11. Business continuity. Commercial Internet of things applications usually come with SLAs in terms of uptime, latency, and disaster-recovery metrics such as Recovery Point Objective / Recovery Time Objective. The platform should be able to guarantee those SLAs. This is especially critical in the context of Internet of things applications in domains such as health care. Security and Privacy. The platform must ensure a secure operation –that as of today is still considered to be challenging, in an end-to-end manner. This requirement includes integration with existing authentication and authorization systems, as well as with services in the enterprise such as Lightweight Directory Access Protocol (LDAP), Active Directory (AD), Kerberos, Security Assertion Markup Language (SAML), or Linux Pluggable Authentication Module (PAM). Further, the privacy of human users must be guaranteed. Access Control Lists (ACLs) and data- provenance mechanisms must be available in the platform, along with data encryption on the wire and/or masking at rest.

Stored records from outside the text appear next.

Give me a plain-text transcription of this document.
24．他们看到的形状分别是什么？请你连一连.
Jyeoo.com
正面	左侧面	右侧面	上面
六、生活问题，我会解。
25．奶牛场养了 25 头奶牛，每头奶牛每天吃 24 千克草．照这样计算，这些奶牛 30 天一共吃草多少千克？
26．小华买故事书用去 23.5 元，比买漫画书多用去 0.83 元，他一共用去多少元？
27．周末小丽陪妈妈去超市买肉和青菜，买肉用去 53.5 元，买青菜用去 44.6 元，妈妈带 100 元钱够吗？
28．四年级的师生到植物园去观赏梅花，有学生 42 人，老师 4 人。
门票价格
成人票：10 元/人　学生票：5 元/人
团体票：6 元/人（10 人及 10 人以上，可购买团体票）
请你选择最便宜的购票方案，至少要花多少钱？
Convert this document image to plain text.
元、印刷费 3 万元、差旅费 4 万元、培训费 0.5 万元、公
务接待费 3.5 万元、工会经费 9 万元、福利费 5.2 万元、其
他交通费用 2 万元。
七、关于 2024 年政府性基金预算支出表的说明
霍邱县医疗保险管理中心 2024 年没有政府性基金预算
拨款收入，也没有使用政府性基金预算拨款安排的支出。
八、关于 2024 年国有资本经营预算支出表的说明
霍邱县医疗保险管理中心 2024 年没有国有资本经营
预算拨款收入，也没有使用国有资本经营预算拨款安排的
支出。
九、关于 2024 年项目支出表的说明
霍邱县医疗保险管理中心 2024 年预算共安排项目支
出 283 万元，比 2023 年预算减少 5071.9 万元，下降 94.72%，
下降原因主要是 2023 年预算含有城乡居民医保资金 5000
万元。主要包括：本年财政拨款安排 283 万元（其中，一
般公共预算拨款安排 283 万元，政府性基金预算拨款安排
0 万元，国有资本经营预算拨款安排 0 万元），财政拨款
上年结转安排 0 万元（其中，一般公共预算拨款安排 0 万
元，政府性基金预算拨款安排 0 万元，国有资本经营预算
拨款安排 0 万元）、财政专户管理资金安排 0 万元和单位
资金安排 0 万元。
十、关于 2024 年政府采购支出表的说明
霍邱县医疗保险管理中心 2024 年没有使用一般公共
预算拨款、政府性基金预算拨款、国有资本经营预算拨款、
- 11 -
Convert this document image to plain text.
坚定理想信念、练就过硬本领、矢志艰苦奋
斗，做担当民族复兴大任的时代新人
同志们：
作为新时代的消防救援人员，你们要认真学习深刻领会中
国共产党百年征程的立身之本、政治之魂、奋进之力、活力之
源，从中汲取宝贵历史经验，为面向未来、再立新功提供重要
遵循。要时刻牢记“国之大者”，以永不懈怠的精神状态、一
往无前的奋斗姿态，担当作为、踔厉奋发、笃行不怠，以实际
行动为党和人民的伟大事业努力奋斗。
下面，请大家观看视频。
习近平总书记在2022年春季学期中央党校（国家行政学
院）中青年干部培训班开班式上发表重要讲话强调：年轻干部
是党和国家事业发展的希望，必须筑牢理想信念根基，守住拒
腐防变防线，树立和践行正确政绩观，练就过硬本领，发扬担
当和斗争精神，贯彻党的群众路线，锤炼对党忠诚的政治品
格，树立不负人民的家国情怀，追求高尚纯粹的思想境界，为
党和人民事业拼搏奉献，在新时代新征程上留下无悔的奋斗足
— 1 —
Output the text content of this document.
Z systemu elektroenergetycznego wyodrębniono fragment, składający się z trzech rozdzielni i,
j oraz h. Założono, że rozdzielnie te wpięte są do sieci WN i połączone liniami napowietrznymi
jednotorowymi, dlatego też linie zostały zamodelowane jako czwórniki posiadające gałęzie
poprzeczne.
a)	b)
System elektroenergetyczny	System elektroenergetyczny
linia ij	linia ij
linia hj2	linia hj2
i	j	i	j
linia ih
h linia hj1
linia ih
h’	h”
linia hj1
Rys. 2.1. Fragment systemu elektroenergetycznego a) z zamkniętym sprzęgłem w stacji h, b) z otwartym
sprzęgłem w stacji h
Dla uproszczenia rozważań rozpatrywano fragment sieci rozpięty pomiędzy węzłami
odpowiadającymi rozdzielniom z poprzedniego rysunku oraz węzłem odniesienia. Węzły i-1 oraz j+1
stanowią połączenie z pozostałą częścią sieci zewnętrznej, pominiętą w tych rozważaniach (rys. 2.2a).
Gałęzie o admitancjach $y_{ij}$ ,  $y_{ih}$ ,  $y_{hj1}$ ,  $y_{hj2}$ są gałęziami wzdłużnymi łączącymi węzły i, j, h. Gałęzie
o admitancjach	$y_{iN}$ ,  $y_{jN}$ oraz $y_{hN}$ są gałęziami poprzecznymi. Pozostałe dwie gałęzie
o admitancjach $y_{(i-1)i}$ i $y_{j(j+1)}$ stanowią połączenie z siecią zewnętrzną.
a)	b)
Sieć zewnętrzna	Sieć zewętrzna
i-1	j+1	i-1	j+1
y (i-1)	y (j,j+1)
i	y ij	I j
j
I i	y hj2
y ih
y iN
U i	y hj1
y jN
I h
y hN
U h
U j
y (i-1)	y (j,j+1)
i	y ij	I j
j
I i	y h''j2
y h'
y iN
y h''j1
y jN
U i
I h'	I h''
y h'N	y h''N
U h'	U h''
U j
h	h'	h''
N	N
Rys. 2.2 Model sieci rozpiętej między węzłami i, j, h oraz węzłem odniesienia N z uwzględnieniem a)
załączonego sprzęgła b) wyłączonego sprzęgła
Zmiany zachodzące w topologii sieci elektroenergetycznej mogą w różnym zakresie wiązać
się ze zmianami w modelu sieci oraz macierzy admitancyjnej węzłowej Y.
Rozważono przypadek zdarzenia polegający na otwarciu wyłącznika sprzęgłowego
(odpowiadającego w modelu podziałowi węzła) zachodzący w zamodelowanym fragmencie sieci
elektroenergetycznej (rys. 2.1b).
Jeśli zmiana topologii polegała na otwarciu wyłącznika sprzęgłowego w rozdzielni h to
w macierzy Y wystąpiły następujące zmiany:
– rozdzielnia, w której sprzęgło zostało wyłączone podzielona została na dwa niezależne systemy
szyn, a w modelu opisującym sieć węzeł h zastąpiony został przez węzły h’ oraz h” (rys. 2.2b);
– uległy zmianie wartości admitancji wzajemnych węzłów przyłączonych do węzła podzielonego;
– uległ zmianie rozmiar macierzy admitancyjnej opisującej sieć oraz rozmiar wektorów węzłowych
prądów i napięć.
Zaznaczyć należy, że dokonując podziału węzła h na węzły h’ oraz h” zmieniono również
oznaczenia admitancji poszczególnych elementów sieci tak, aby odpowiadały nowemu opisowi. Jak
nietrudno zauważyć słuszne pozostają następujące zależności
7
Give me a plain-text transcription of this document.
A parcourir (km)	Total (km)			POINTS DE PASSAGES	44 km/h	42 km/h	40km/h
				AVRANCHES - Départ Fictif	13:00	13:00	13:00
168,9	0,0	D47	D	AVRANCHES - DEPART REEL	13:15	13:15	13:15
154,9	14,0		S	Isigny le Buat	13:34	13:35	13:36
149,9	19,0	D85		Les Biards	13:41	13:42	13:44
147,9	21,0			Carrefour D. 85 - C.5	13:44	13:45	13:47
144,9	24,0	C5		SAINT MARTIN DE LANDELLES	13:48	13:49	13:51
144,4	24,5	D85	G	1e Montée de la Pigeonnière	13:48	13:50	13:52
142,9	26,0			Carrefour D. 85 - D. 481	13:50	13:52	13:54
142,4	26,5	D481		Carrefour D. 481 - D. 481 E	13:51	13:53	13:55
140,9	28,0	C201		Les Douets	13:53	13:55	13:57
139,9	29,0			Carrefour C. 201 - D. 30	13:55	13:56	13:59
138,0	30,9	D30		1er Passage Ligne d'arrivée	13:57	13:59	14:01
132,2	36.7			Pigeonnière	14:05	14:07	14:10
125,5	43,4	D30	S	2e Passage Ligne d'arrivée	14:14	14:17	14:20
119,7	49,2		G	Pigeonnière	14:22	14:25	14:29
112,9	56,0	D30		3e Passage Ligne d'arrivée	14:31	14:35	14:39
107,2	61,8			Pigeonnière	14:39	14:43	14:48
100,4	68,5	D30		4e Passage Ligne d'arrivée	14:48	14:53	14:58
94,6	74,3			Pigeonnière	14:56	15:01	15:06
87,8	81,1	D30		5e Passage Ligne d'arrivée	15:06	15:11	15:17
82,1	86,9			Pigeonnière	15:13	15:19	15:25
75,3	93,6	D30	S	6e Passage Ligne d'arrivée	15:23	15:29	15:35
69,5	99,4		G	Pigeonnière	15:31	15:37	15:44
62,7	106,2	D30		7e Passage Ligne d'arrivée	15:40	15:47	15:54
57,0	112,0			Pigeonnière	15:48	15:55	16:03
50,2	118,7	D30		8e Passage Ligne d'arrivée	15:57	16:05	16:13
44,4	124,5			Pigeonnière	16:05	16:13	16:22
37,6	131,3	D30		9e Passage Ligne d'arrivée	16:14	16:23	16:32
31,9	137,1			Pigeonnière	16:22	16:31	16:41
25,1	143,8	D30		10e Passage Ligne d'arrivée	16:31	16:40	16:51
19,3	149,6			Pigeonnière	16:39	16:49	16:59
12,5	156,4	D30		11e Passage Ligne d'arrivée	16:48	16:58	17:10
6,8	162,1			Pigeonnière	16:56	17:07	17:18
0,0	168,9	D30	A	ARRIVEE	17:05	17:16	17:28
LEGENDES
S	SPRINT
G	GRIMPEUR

Data Processing Requirements – contd.
12. Hadoop is perfectly capable of dealing with raw internet of things data, the support for a wide array of workloads is rather limited. The recent changes in the Hadoop, with YARN and Mesos, allows isolation on the compute layer. On the storage layer, HDFS provides only a flat namespace, forcing real-world apps to use dedicated, separate clusters for different workloads. Due to architectural constraints of HDFS, it is not able to deal with many (small) files in a read/write manner. The same design constraints also cause issues concerning business continuity (around availability and the capability to recover from disasters) as well as security challenges. Security challenges are being addressed, from on-disk encryption to incubating projects at Apache, such as Sentry (role-based authorization) and Knox (HTTP Gateway for authentication and access).